As to the charge of "imminent…irreparable harm," Chutkan found the evidence lacking, writing that Trump "has made no showing of imminent irreparable harm to any interests protected by executive privilege," whether his own personal interests or those of the office of the presidency, especially if the sitting president chooses to waive the privilege. Perhaps most forcefully, Chutkan wrote in response to Trump's claim of executive privilege existing "in perpetuity," that "Presidents are not kings, and Plaintiff is not President." On Thursday, in response to an appeal by the former president, the U.S. Court of Appeals for the District of Columbia Circuit stayed Chutkan's ruling, pending arguments later this month. But Chutkan's decision is the right one, not only for this case, but as a blueprint going forward.

The use of executive privilege by ex-presidents should be drastically limited since secrecy is a persistent issue among modern presidential administrations: The famously opaque Bush administration cited executive privilege to resist investigations not only of itself, but of its predecessor, the Clinton administration. And despite consistently touting itself as the most transparent administration in history, the Obama years represented more of the same.

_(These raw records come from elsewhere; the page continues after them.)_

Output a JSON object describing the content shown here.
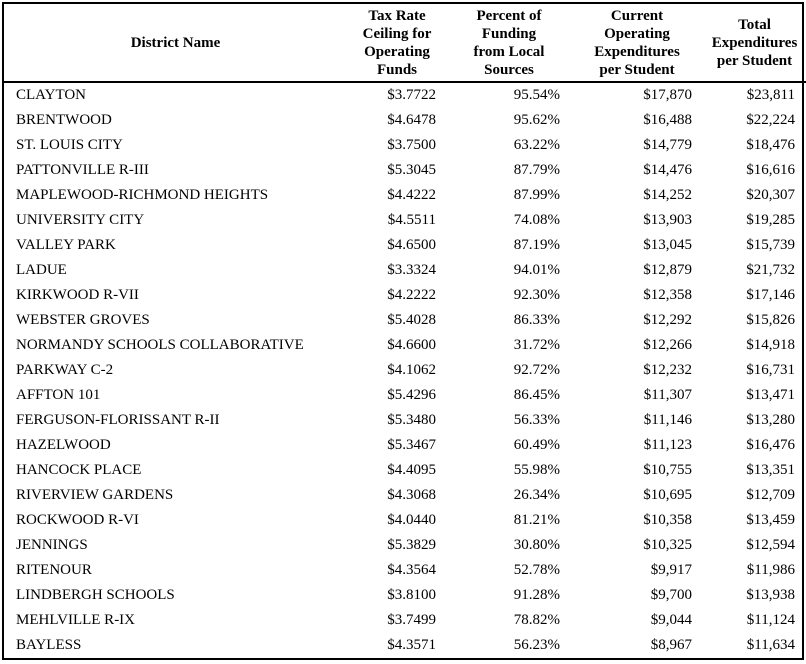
{
  "colors": {
    "background": "#ffffff",
    "text": "#000000",
    "border": "#000000"
  },
  "table": {
    "columns": [
      {
        "key": "district",
        "label": "District Name"
      },
      {
        "key": "tax_rate_ceiling",
        "label": "Tax Rate\nCeiling for\nOperating\nFunds"
      },
      {
        "key": "pct_local_funding",
        "label": "Percent of\nFunding\nfrom Local\nSources"
      },
      {
        "key": "current_operating_exp_per_student",
        "label": "Current\nOperating\nExpenditures\nper Student"
      },
      {
        "key": "total_exp_per_student",
        "label": "Total\nExpenditures\nper Student"
      }
    ],
    "rows": [
      {
        "district": "CLAYTON",
        "tax_rate_ceiling": "$3.7722",
        "pct_local_funding": "95.54%",
        "current_operating_exp_per_student": "$17,870",
        "total_exp_per_student": "$23,811"
      },
      {
        "district": "BRENTWOOD",
        "tax_rate_ceiling": "$4.6478",
        "pct_local_funding": "95.62%",
        "current_operating_exp_per_student": "$16,488",
        "total_exp_per_student": "$22,224"
      },
      {
        "district": "ST. LOUIS CITY",
        "tax_rate_ceiling": "$3.7500",
        "pct_local_funding": "63.22%",
        "current_operating_exp_per_student": "$14,779",
        "total_exp_per_student": "$18,476"
      },
      {
        "district": "PATTONVILLE R-III",
        "tax_rate_ceiling": "$5.3045",
        "pct_local_funding": "87.79%",
        "current_operating_exp_per_student": "$14,476",
        "total_exp_per_student": "$16,616"
      },
      {
        "district": "MAPLEWOOD-RICHMOND HEIGHTS",
        "tax_rate_ceiling": "$4.4222",
        "pct_local_funding": "87.99%",
        "current_operating_exp_per_student": "$14,252",
        "total_exp_per_student": "$20,307"
      },
      {
        "district": "UNIVERSITY CITY",
        "tax_rate_ceiling": "$4.5511",
        "pct_local_funding": "74.08%",
        "current_operating_exp_per_student": "$13,903",
        "total_exp_per_student": "$19,285"
      },
      {
        "district": "VALLEY PARK",
        "tax_rate_ceiling": "$4.6500",
        "pct_local_funding": "87.19%",
        "current_operating_exp_per_student": "$13,045",
        "total_exp_per_student": "$15,739"
      },
      {
        "district": "LADUE",
        "tax_rate_ceiling": "$3.3324",
        "pct_local_funding": "94.01%",
        "current_operating_exp_per_student": "$12,879",
        "total_exp_per_student": "$21,732"
      },
      {
        "district": "KIRKWOOD R-VII",
        "tax_rate_ceiling": "$4.2222",
        "pct_local_funding": "92.30%",
        "current_operating_exp_per_student": "$12,358",
        "total_exp_per_student": "$17,146"
      },
      {
        "district": "WEBSTER GROVES",
        "tax_rate_ceiling": "$5.4028",
        "pct_local_funding": "86.33%",
        "current_operating_exp_per_student": "$12,292",
        "total_exp_per_student": "$15,826"
      },
      {
        "district": "NORMANDY SCHOOLS COLLABORATIVE",
        "tax_rate_ceiling": "$4.6600",
        "pct_local_funding": "31.72%",
        "current_operating_exp_per_student": "$12,266",
        "total_exp_per_student": "$14,918"
      },
      {
        "district": "PARKWAY C-2",
        "tax_rate_ceiling": "$4.1062",
        "pct_local_funding": "92.72%",
        "current_operating_exp_per_student": "$12,232",
        "total_exp_per_student": "$16,731"
      },
      {
        "district": "AFFTON 101",
        "tax_rate_ceiling": "$5.4296",
        "pct_local_funding": "86.45%",
        "current_operating_exp_per_student": "$11,307",
        "total_exp_per_student": "$13,471"
      },
      {
        "district": "FERGUSON-FLORISSANT R-II",
        "tax_rate_ceiling": "$5.3480",
        "pct_local_funding": "56.33%",
        "current_operating_exp_per_student": "$11,146",
        "total_exp_per_student": "$13,280"
      },
      {
        "district": "HAZELWOOD",
        "tax_rate_ceiling": "$5.3467",
        "pct_local_funding": "60.49%",
        "current_operating_exp_per_student": "$11,123",
        "total_exp_per_student": "$16,476"
      },
      {
        "district": "HANCOCK PLACE",
        "tax_rate_ceiling": "$4.4095",
        "pct_local_funding": "55.98%",
        "current_operating_exp_per_student": "$10,755",
        "total_exp_per_student": "$13,351"
      },
      {
        "district": "RIVERVIEW GARDENS",
        "tax_rate_ceiling": "$4.3068",
        "pct_local_funding": "26.34%",
        "current_operating_exp_per_student": "$10,695",
        "total_exp_per_student": "$12,709"
      },
      {
        "district": "ROCKWOOD R-VI",
        "tax_rate_ceiling": "$4.0440",
        "pct_local_funding": "81.21%",
        "current_operating_exp_per_student": "$10,358",
        "total_exp_per_student": "$13,459"
      },
      {
        "district": "JENNINGS",
        "tax_rate_ceiling": "$5.3829",
        "pct_local_funding": "30.80%",
        "current_operating_exp_per_student": "$10,325",
        "total_exp_per_student": "$12,594"
      },
      {
        "district": "RITENOUR",
        "tax_rate_ceiling": "$4.3564",
        "pct_local_funding": "52.78%",
        "current_operating_exp_per_student": "$9,917",
        "total_exp_per_student": "$11,986"
      },
      {
        "district": "LINDBERGH SCHOOLS",
        "tax_rate_ceiling": "$3.8100",
        "pct_local_funding": "91.28%",
        "current_operating_exp_per_student": "$9,700",
        "total_exp_per_student": "$13,938"
      },
      {
        "district": "MEHLVILLE R-IX",
        "tax_rate_ceiling": "$3.7499",
        "pct_local_funding": "78.82%",
        "current_operating_exp_per_student": "$9,044",
        "total_exp_per_student": "$11,124"
      },
      {
        "district": "BAYLESS",
        "tax_rate_ceiling": "$4.3571",
        "pct_local_funding": "56.23%",
        "current_operating_exp_per_student": "$8,967",
        "total_exp_per_student": "$11,634"
      }
    ]
  }
}
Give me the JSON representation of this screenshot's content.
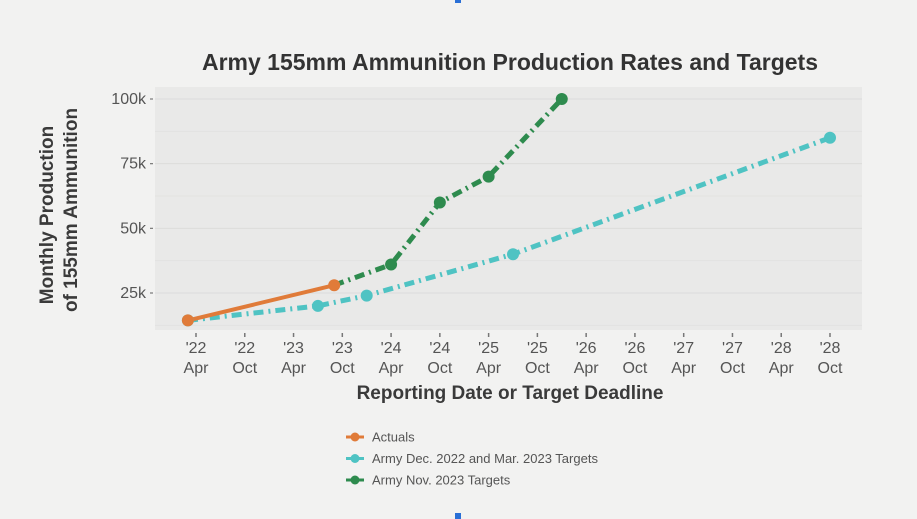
{
  "chart_data": {
    "type": "line",
    "title": "Army 155mm Ammunition Production Rates and Targets",
    "xlabel": "Reporting Date or Target Deadline",
    "ylabel": [
      "Monthly Production",
      "of 155mm Ammunition"
    ],
    "ylim": [
      11000,
      104000
    ],
    "xlim": [
      "2022-01",
      "2029-01"
    ],
    "grid": true,
    "legend_position": "bottom",
    "y_ticks": [
      {
        "value": 25000,
        "label": "25k"
      },
      {
        "value": 50000,
        "label": "50k"
      },
      {
        "value": 75000,
        "label": "75k"
      },
      {
        "value": 100000,
        "label": "100k"
      }
    ],
    "x_ticks": [
      {
        "date": "2022-04",
        "label": [
          "'22",
          "Apr"
        ]
      },
      {
        "date": "2022-10",
        "label": [
          "'22",
          "Oct"
        ]
      },
      {
        "date": "2023-04",
        "label": [
          "'23",
          "Apr"
        ]
      },
      {
        "date": "2023-10",
        "label": [
          "'23",
          "Oct"
        ]
      },
      {
        "date": "2024-04",
        "label": [
          "'24",
          "Apr"
        ]
      },
      {
        "date": "2024-10",
        "label": [
          "'24",
          "Oct"
        ]
      },
      {
        "date": "2025-04",
        "label": [
          "'25",
          "Apr"
        ]
      },
      {
        "date": "2025-10",
        "label": [
          "'25",
          "Oct"
        ]
      },
      {
        "date": "2026-04",
        "label": [
          "'26",
          "Apr"
        ]
      },
      {
        "date": "2026-10",
        "label": [
          "'26",
          "Oct"
        ]
      },
      {
        "date": "2027-04",
        "label": [
          "'27",
          "Apr"
        ]
      },
      {
        "date": "2027-10",
        "label": [
          "'27",
          "Oct"
        ]
      },
      {
        "date": "2028-04",
        "label": [
          "'28",
          "Apr"
        ]
      },
      {
        "date": "2028-10",
        "label": [
          "'28",
          "Oct"
        ]
      }
    ],
    "series": [
      {
        "name": "Actuals",
        "color": "#e07b39",
        "style": "solid",
        "points": [
          {
            "date": "2022-03",
            "value": 14400
          },
          {
            "date": "2023-09",
            "value": 28000
          }
        ]
      },
      {
        "name": "Army Dec. 2022 and Mar. 2023 Targets",
        "color": "#4fc3c3",
        "style": "dashdot",
        "points": [
          {
            "date": "2022-03",
            "value": 14400
          },
          {
            "date": "2023-07",
            "value": 20000
          },
          {
            "date": "2024-01",
            "value": 24000
          },
          {
            "date": "2025-07",
            "value": 40000
          },
          {
            "date": "2028-10",
            "value": 85000
          }
        ]
      },
      {
        "name": "Army Nov. 2023 Targets",
        "color": "#2e8b4e",
        "style": "dashdot",
        "points": [
          {
            "date": "2023-09",
            "value": 28000,
            "marker": false
          },
          {
            "date": "2024-04",
            "value": 36000
          },
          {
            "date": "2024-10",
            "value": 60000
          },
          {
            "date": "2025-04",
            "value": 70000
          },
          {
            "date": "2026-01",
            "value": 100000
          }
        ]
      }
    ]
  }
}
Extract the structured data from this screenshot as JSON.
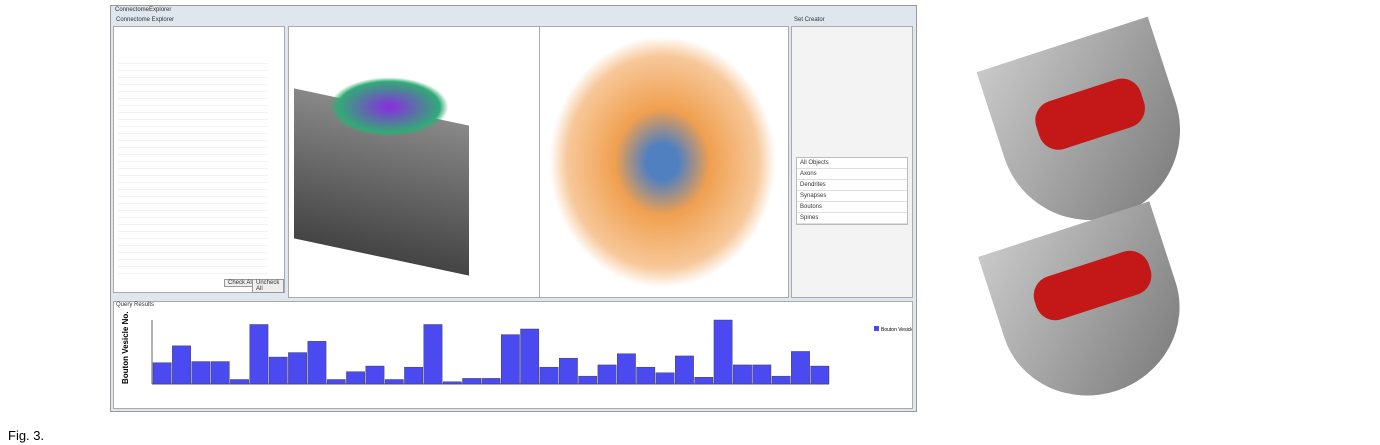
{
  "window": {
    "title": "ConnectomeExplorer"
  },
  "left_panel": {
    "title": "Connectome Explorer",
    "buttons": [
      "Check All",
      "Uncheck All"
    ]
  },
  "right_panel": {
    "title": "Set Creator",
    "sets": [
      "All Objects",
      "Axons",
      "Dendrites",
      "Synapses",
      "Boutons",
      "Spines"
    ]
  },
  "bottom_panel": {
    "title": "Query Results",
    "histogram": {
      "axis_label": "Bouton Vesicle No.",
      "legend": "Bouton Vesicle No.",
      "color": "#4a4af0",
      "values": [
        19,
        34,
        20,
        20,
        4,
        53,
        24,
        28,
        38,
        4,
        11,
        16,
        4,
        15,
        53,
        2,
        5,
        5,
        44,
        49,
        15,
        23,
        7,
        17,
        27,
        15,
        10,
        25,
        6,
        57,
        17,
        17,
        7,
        29,
        16
      ]
    }
  },
  "caption": "Fig. 3."
}
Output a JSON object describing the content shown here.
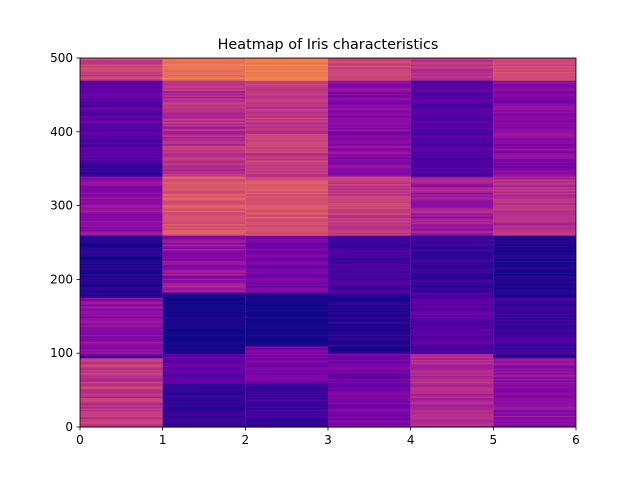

Over the weekend, The Washington Post published an op-ed by George J. Terwilliger III, who served as counsel to Mark Meadows, the former White House chief of staff, who is currently refusing a subpoena for his testimony and papers. Terwilliger claims that Biden's decision to waive privilege "fl[ies] in the face of 200 years of history," citing "how critical it is for senior aides to be able to communicate freely with the president—and how dangerous a precedent [Meadows] would set for presidents of both parties were he to appear and answer questions without limitation."

Typically, those defending the principle make this argument, that the people whom the president trusts for advice cannot be constrained by the possibility that one day, a legal or congressional investigation could call them to testify about the counsel they provide. However, there is no constitutional basis for this exception. Article I of the Constitution specifically contains a "Speech or Debate Clause" expressly granting criminal and civil immunity to members of Congress for any speech made in the course of their duties; the executive branch enjoys no such equivalent, which indicates that the Founders never intended for there to be entire categories of communication for which a president and his advisers would be immune from investigation. Besides, in practice, executive privilege is much more likely to be used to shield the executive branch from oversight relating to its own wrongdoing.

This case could present a good opportunity for compromise on the issue of executive privilege: The Trump administration claims near-absolute immunity from oversight, and the Biden administration has stated that it will selectively waive the immunity on its predecessor's behalf, while still falling far short of the transparency ideal in other areas. Going forward, executive privilege should be sharply limited to the discussion of the most sensitive of issues: appropriately-classified information, matters of national security, issues of diplomacy, etc. All else should be presumed inherently disclosable unless the administration can make a case for concealing it.

And in the case of former administrations, the privilege should be pared to the bone, with only the most highly sensitive information retaining further secrecy.